Der Autor, Heinrich Christian Rust, ist Pastor der mit über 1.000 Mitgliedern größten Baptistengemeinde Deutschlands, der Friedenskirche in Braunschweig.

KONTRA
1. Christen können sich nicht auf Jesus berufen und sich gleichzeitig vom Alten Testament distanzieren. Altes und Neues Testament sind die eine christliche Bibel.

2. „Ich, der Herr, wandle mich nicht“ (Maleachi 3,6). Das schließt nicht aus, dass Gottes Wille in der Geschichte seiner Offenbarung eine Verdeutlichung erfährt (Hebräer 1,2).

3. „Ich will Frieden geben in eurem Land“ (3. Mose 26,6) ist Gottes Verheißung von Anfang an. Die ganze Bibel bezeugt den Friedenswillen Gottes. Zunehmend deutlich wird der Ruf zur Überwindung aller Gewalt, wie Jesus ihn verkündigt (Matthäus 5,39) und vorgelebt hat (Matthäus 26,52).

4. Zugleich gilt, dass der Schutz der Schwachen im äußersten Notfall nur durch Gewalt gewährleistet werden kann. Legitime Staatsmacht „trägt ihr Schwert nicht umsonst“ (Römer 13,4). Als Richter ist Gott Retter der Unterdrückten.

5. „Gott hat Ross und Mann ins Meer gestürzt“ (Exodus 15,21). Der Daseinserhalt des Volkes Israel ist teilweise mit massiver Gewalt (Gottes oder im Namen Gottes) verbunden. In einer gewalttätigen und unversöhnlichen Welt kann Gottes Wille nicht unabhängig von den Lebensbedingungen der jeweiligen Zeit offenbar werden.

6. In der Christentumsgeschichte galt Gewaltlosigkeit oft nur für den Einzelnen als anstrebenswert. Unter Berufung auf die Idee des gerechten Krieges haben christliche Staatsführer ihre Waffengänge religiös begründet. Erst in jüngerer Zeit wurde durch Vorbilder wie Martin Luther King Überwindung der Gewalt als Leitlinie des politischen Handeln entdeckt.

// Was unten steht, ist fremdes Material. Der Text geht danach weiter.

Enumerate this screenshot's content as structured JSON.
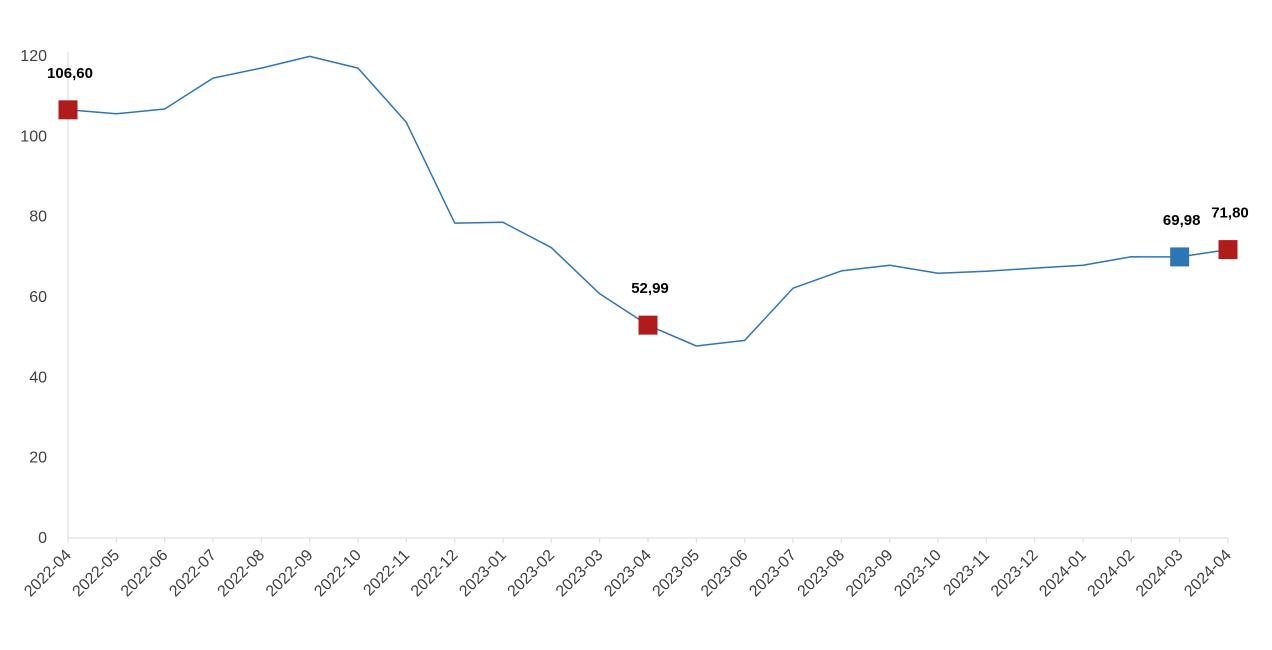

7. Christen glauben an die Einzigartigkeit Jesu Christi. Die Geschichte des Christentums gibt keinen Anlass, sich unter Berufung auf Christus über Angehörige anderer Weltreligionen zu erheben.

Der Autor, Thorsten Dietz, ist Professor für Systematische Theologie an der Evangelischen Hochschule Tabor (Marburg).